10-2. Meetproces
Richt op het voorhoofd (zie onderstaand schema voor de positionering), vanaf een afstand van 1-3cm
(0,4-1,2 in), druk op de meetknop, de temperatuur wordt direct weergegeven. Zorg ervoor dat er geen
haar, transpiratie, cosmetica of pet op het voorhoofd zit.
Als het de temperatuur van het voorhoofd niet kan meten door transpiratie of andere factoren, neem dan
de temperatuur achter de oorlel, en zorg ook hier ervoor dat het niet met haar, transpiratie, cosmetica of
pet bedekt is.
10-2-1. De omgevingstemperatuur moet stabiel zijn, meet niet de lichaamstemperatuur voor
ventilatoren, de luchtuitlaten van de airconditioning enz.

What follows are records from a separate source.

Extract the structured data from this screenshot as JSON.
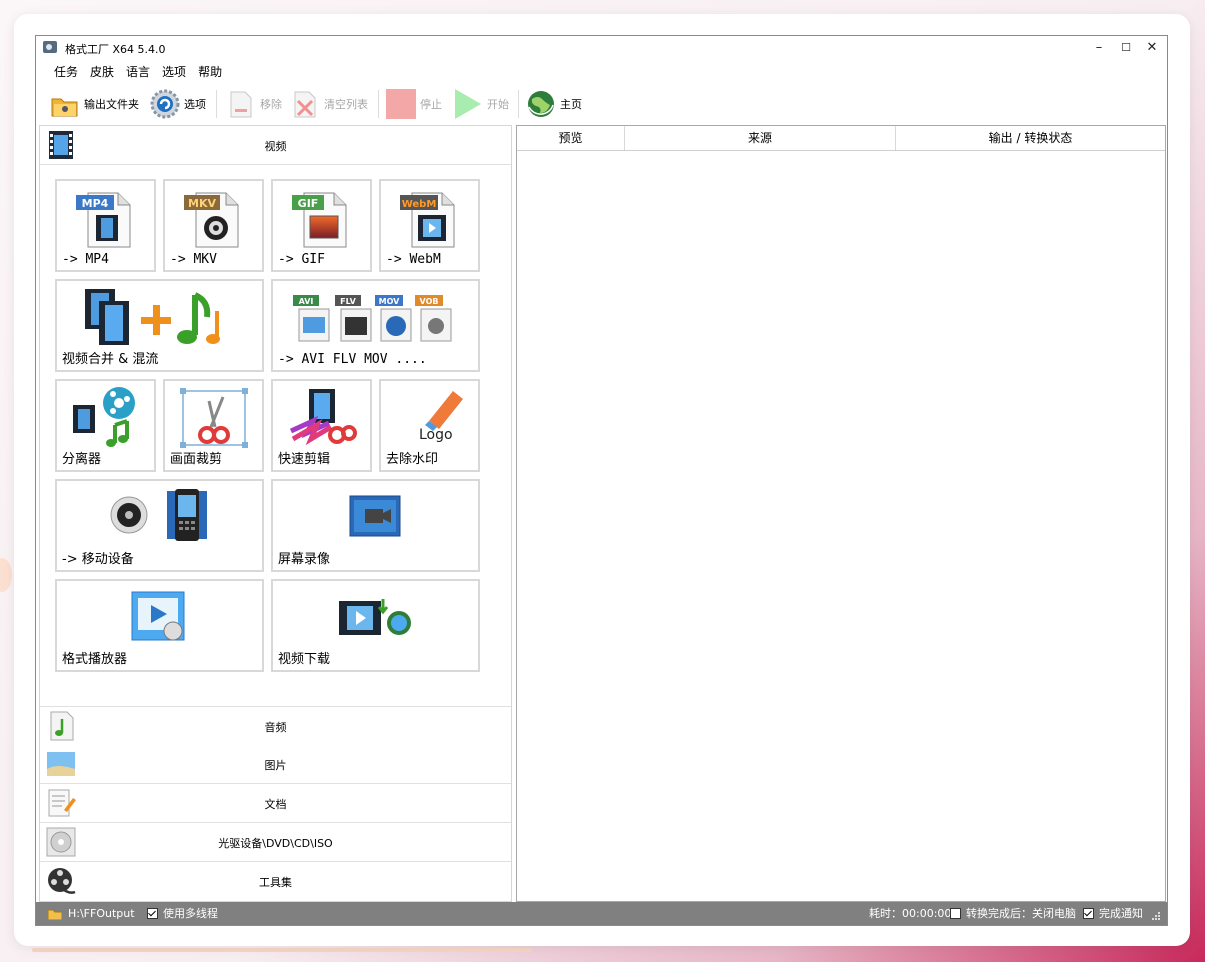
{
  "window": {
    "title": "格式工厂 X64 5.4.0",
    "controls": {
      "minimize": "–",
      "maximize": "☐",
      "close": "✕"
    }
  },
  "menu": [
    "任务",
    "皮肤",
    "语言",
    "选项",
    "帮助"
  ],
  "toolbar": {
    "output_folder": "输出文件夹",
    "options": "选项",
    "remove": "移除",
    "clear_list": "清空列表",
    "stop": "停止",
    "start": "开始",
    "home": "主页"
  },
  "categories": {
    "video": "视频",
    "audio": "音频",
    "image": "图片",
    "document": "文档",
    "disc": "光驱设备\\DVD\\CD\\ISO",
    "tools": "工具集"
  },
  "video_tiles": {
    "mp4": {
      "badge": "MP4",
      "label": "-> MP4"
    },
    "mkv": {
      "badge": "MKV",
      "label": "-> MKV"
    },
    "gif": {
      "badge": "GIF",
      "label": "-> GIF"
    },
    "webm": {
      "badge": "WebM",
      "label": "-> WebM"
    },
    "merge": {
      "label": "视频合并 & 混流"
    },
    "multi": {
      "badges": [
        "AVI",
        "FLV",
        "MOV",
        "VOB"
      ],
      "label": "-> AVI FLV MOV ...."
    },
    "splitter": {
      "label": "分离器"
    },
    "crop": {
      "label": "画面裁剪"
    },
    "quick_edit": {
      "label": "快速剪辑"
    },
    "logo": {
      "label": "去除水印",
      "icon_text": "Logo"
    },
    "mobile": {
      "label": "-> 移动设备"
    },
    "screen_record": {
      "label": "屏幕录像"
    },
    "player": {
      "label": "格式播放器"
    },
    "download": {
      "label": "视频下载"
    }
  },
  "table": {
    "columns": [
      "预览",
      "来源",
      "输出 / 转换状态"
    ]
  },
  "status": {
    "output_path": "H:\\FFOutput",
    "multithread": "使用多线程",
    "multithread_checked": true,
    "elapsed": "耗时：00:00:00",
    "after_done": "转换完成后：关闭电脑",
    "after_done_checked": false,
    "notify": "完成通知",
    "notify_checked": true
  }
}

10-2-2. Om stabiele en betrouwbare gegevens te verkrijgen, moet u het apparaat gedurende 15-20
minuten bewaren om de eigen temperatuur in evenwicht te brengen alvorens te meten wanneer de
omgevingstemperatuur sterk verandert, en moet u het 1 minuut na 2 continue metingen bewaren.
10-2-3. Neem de lichaamstemperatuur niet op als de patiënt zweet of de koude kompressen enz. heeft
gedaan, want die verlagen het meetresultaat.
10-2-4. Stel voor om de lichaamstemperatuur drie keer te meten en de hoogste waarde toe te passen.
10-3 Knoppenbediening
10-3-1. ON/SCAN knop (Measuring Trigger) Druk op de knop om het apparaat aan te zetten en te
beginnen met meten.
10-3-2. MODE-knop: Schakel de lichaamsmodus, de oppervlaktemodus.